Once Mary made sure her sister was buckled in, she turned to acknowledge the other passengers, but froze when she found Ruben, of all people, beside her.

He smiled and greeted her like they’d planned to meet in such warm, close quarters. Meanwhile, she was unnerved and negotiating her leg’s position to maximize the space between them.

“This is Mary,” Ruben told the woman in the front passenger seat who he introduced as his cousin.

“The matchmaker?” Junie said, whipping her head around and revealing a striking appearance of bleached brows and facial piercings. “What a cool job you have.”

“Thank you. I do enjoy it,” Mary said.

“Were you at the concert?” Ruben asked.

She looked at him but quickly turned away. With traffic at a standstill, the brake lights from the vehicles ahead tinged the interior of the cab red, making it almost feel like she was in the corner of a pulsing nightclub with a sexy stranger.

“No, dinner with family,” Mary replied, patting her dozing sister whose head had lolled against the window with a soft thud moments earlier. “You?”

“Trivia night at the Bull Trout Pub.”

She vaguely recalled something about the hobby on his admission forms. “Did you win?” she asked.
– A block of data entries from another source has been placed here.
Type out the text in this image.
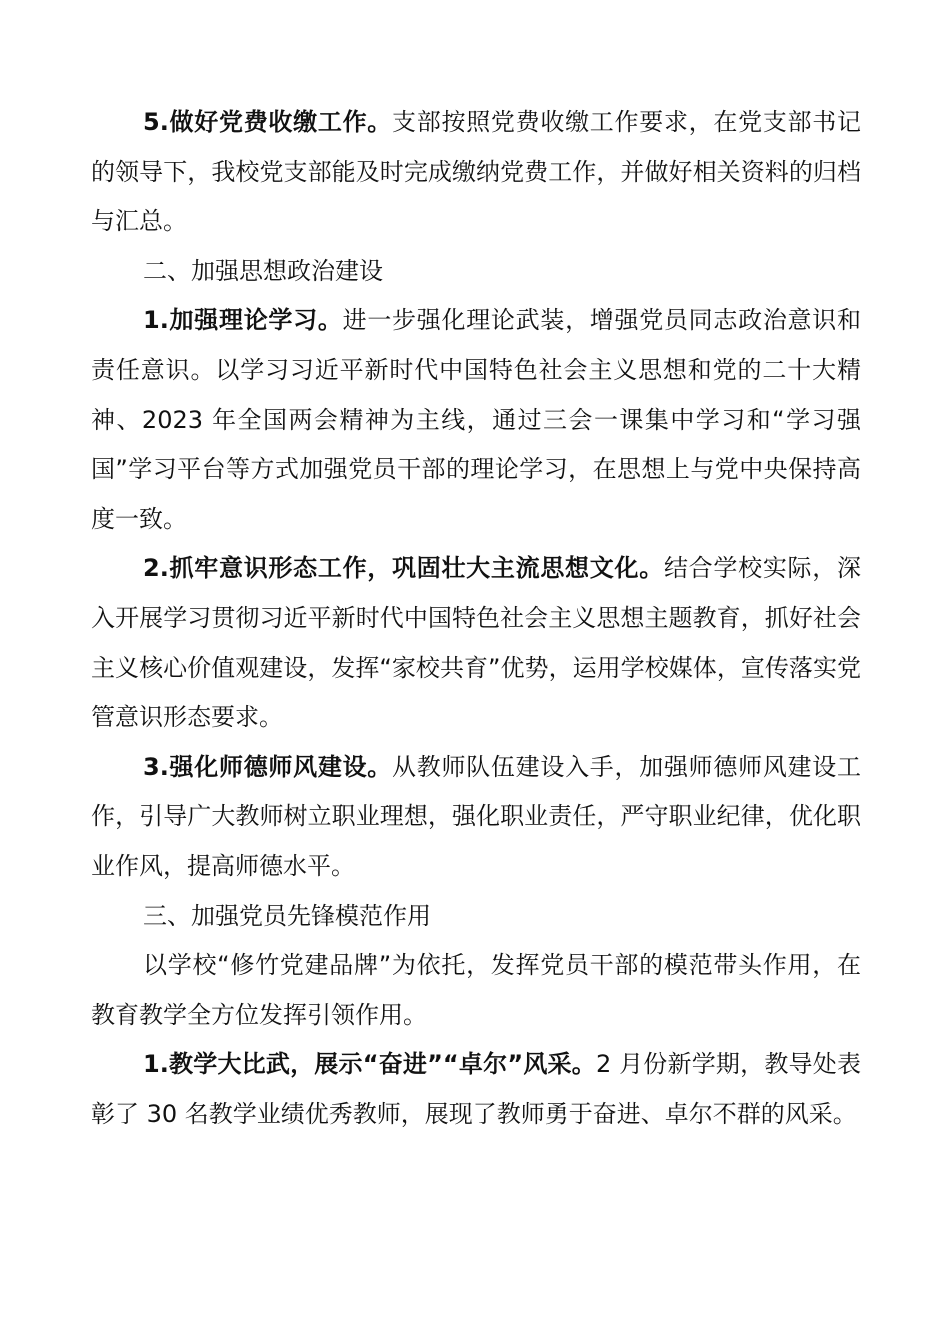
5.做好党费收缴工作。支部按照党费收缴工作要求，在党支部书记的领导下，我校党支部能及时完成缴纳党费工作，并做好相关资料的归档与汇总。

二、加强思想政治建设

1.加强理论学习。进一步强化理论武装，增强党员同志政治意识和责任意识。以学习习近平新时代中国特色社会主义思想和党的二十大精神、2023 年全国两会精神为主线，通过三会一课集中学习和“学习强国”学习平台等方式加强党员干部的理论学习，在思想上与党中央保持高度一致。

2.抓牢意识形态工作，巩固壮大主流思想文化。结合学校实际，深入开展学习贯彻习近平新时代中国特色社会主义思想主题教育，抓好社会主义核心价值观建设，发挥“家校共育”优势，运用学校媒体，宣传落实党管意识形态要求。

3.强化师德师风建设。从教师队伍建设入手，加强师德师风建设工作，引导广大教师树立职业理想，强化职业责任，严守职业纪律，优化职业作风，提高师德水平。

三、加强党员先锋模范作用

以学校“修竹党建品牌”为依托，发挥党员干部的模范带头作用，在教育教学全方位发挥引领作用。

1.教学大比武，展示“奋进”“卓尔”风采。2 月份新学期，教导处表彰了 30 名教学业绩优秀教师，展现了教师勇于奋进、卓尔不群的风采。
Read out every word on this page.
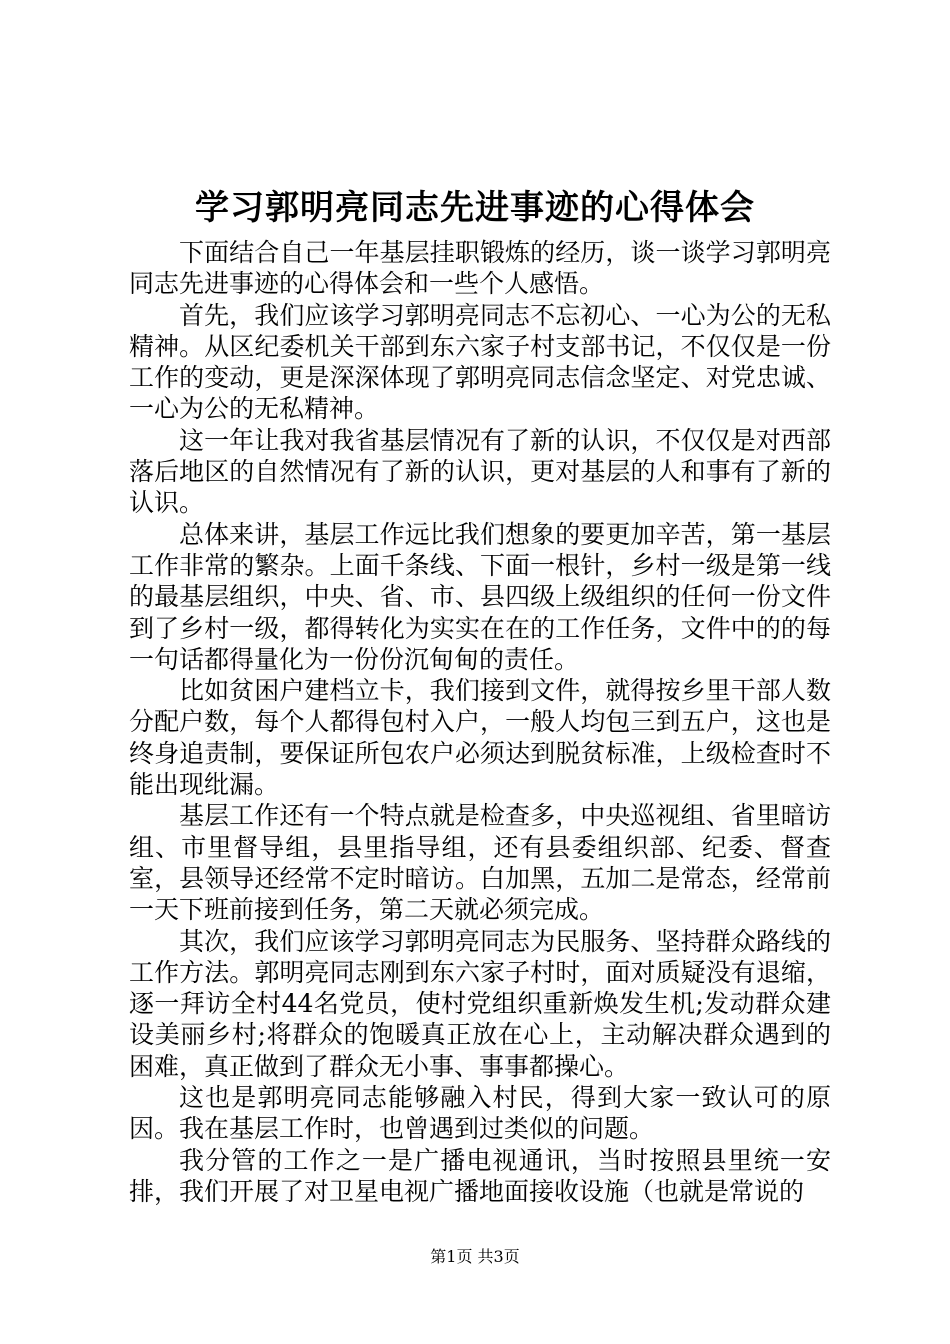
学习郭明亮同志先进事迹的心得体会

下面结合自己一年基层挂职锻炼的经历，谈一谈学习郭明亮同志先进事迹的心得体会和一些个人感悟。

首先，我们应该学习郭明亮同志不忘初心、一心为公的无私精神。从区纪委机关干部到东六家子村支部书记，不仅仅是一份工作的变动，更是深深体现了郭明亮同志信念坚定、对党忠诚、一心为公的无私精神。

这一年让我对我省基层情况有了新的认识，不仅仅是对西部落后地区的自然情况有了新的认识，更对基层的人和事有了新的认识。

总体来讲，基层工作远比我们想象的要更加辛苦，第一基层工作非常的繁杂。上面千条线、下面一根针，乡村一级是第一线的最基层组织，中央、省、市、县四级上级组织的任何一份文件到了乡村一级，都得转化为实实在在的工作任务，文件中的的每一句话都得量化为一份份沉甸甸的责任。

比如贫困户建档立卡，我们接到文件，就得按乡里干部人数分配户数，每个人都得包村入户，一般人均包三到五户，这也是终身追责制，要保证所包农户必须达到脱贫标准，上级检查时不能出现纰漏。

基层工作还有一个特点就是检查多，中央巡视组、省里暗访组、市里督导组，县里指导组，还有县委组织部、纪委、督查室，县领导还经常不定时暗访。白加黑，五加二是常态，经常前一天下班前接到任务，第二天就必须完成。

其次，我们应该学习郭明亮同志为民服务、坚持群众路线的工作方法。郭明亮同志刚到东六家子村时，面对质疑没有退缩，逐一拜访全村44名党员，使村党组织重新焕发生机;发动群众建设美丽乡村;将群众的饱暖真正放在心上，主动解决群众遇到的困难，真正做到了群众无小事、事事都操心。

这也是郭明亮同志能够融入村民，得到大家一致认可的原因。我在基层工作时，也曾遇到过类似的问题。

我分管的工作之一是广播电视通讯，当时按照县里统一安排，我们开展了对卫星电视广播地面接收设施（也就是常说的

第1页 共3页
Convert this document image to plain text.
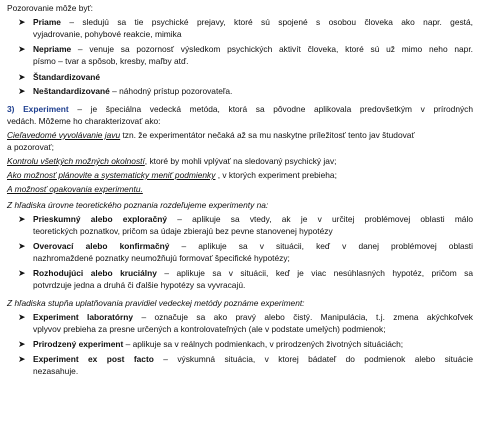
Pozorovanie môže byť:
➤ Priame – sledujú sa tie psychické prejavy, ktoré sú spojené s osobou človeka ako napr. gestá,
vyjadrovanie, pohybové reakcie, mimika
➤ Nepriame – venuje sa pozornosť výsledkom psychických aktivít človeka, ktoré sú už mimo neho napr.
písmo – tvar a spôsob, kresby, maľby atď.
➤ Štandardizované
➤ Neštandardizované – náhodný prístup pozorovateľa.
3) Experiment – je špeciálna vedecká metóda, ktorá sa pôvodne aplikovala predovšetkým v prírodných
vedách. Môžeme ho charakterizovať ako:
Cieľavedomé vyvolávanie javu tzn. že experimentátor nečaká až sa mu naskytne príležitosť tento jav študovať
a pozorovať;
Kontrolu všetkých možných okolností, ktoré by mohli vplývať na sledovaný psychický jav;
Ako možnosť plánovite a systematicky meniť podmienky , v ktorých experiment prebieha;
A možnosť opakovania experimentu.
Z hľadiska úrovne teoretického poznania rozdeľujeme experimenty na:
➤ Prieskumný alebo exploračný – aplikuje sa vtedy, ak je v určitej problémovej oblasti málo
teoretických poznatkov, pričom sa údaje zbierajú bez pevne stanovenej hypotézy
➤ Overovací alebo konfirmačný – aplikuje sa v situácii, keď v danej problémovej oblasti
nazhromaždené poznatky neumožňujú formovať špecifické hypotézy;
➤ Rozhodujúci alebo kruciálny – aplikuje sa v situácii, keď je viac nesúhlasných hypotéz, pričom sa
potvrdzuje jedna a druhá či ďalšie hypotézy sa vyvracajú.
Z hľadiska stupňa uplatňovania pravidiel vedeckej metódy poznáme experiment:
➤ Experiment laboratórny – označuje sa ako pravý alebo čistý. Manipulácia, t.j. zmena akýchkoľvek
vplyvov prebieha za presne určených a kontrolovateľných (ale v podstate umelých) podmienok;
➤ Prirodzený experiment – aplikuje sa v reálnych podmienkach, v prirodzených životných situáciách;
➤ Experiment ex post facto – výskumná situácia, v ktorej bádateľ do podmienok alebo situácie
nezasahuje.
Junie groaned while Ruben explained, “We had a good average score, but a whole round on Romeo and Juliet adaptations did us in.”

“I have a question,” Junie said, turning again to address Mary. “You’re an expert on relationships. What’re your thoughts on love at first sight? Do you believe in it?”

“Sure, I believe in it.”

Ruben scoffed.

“What?” his cousin asked. “You disagree with your matchmaker?”

“It wouldn’t be the first time,” Mary said, surprising herself.

“Okay,” he said with a laugh, “but I just think the concept of falling at first sight is something that sounds nice in stories or wedding vows so people insist it’s real.”

“Around 15 percent of our successful clients say they fell in love immediately with the person we matched them with.”

“I’m sure that’s in retrospect,” Ruben said, angling his body slightly toward Mary. “It’s easy to assign depth and significance to that initial spark once someone is actually in love when in reality it was all carnal.”

“It might not be the deep love felt by an aging couple, but it’s still a version of it.”

“There’re better words to use in that case, like ‘smitten,’ ‘infatuated,’ or ‘besotted.’ Maybe the Germans have a term we could borrow. But let’s reserve the word ‘love’ for the real thing.”

“A purist,” Mary said dryly. Their knees bumped with each groove in the road, and it added a vitalizing current to their exchange. “How do you define real love, then? What waiting period is needed to reach it? A month? Six months? A year?”

He shrugged. “It’s not about the length of time specifically?—”

“You’re rejecting the legitimacy of love at first sight, so obviously time is relevant to you,” she countered.

“If in an instant,” Ruben said, “someone can know the good, the bad, and the morning breath of someone else, then fine, I believe in love at first sight.”

“But you wouldn’t say a novice pianist isn’t making music because they’re not as good as someone performing with an orchestra, would you?”

There was silence. Ruben opened his mouth, but no words came.

“Well,” Junie said, laughing, “I think Mary won that round.”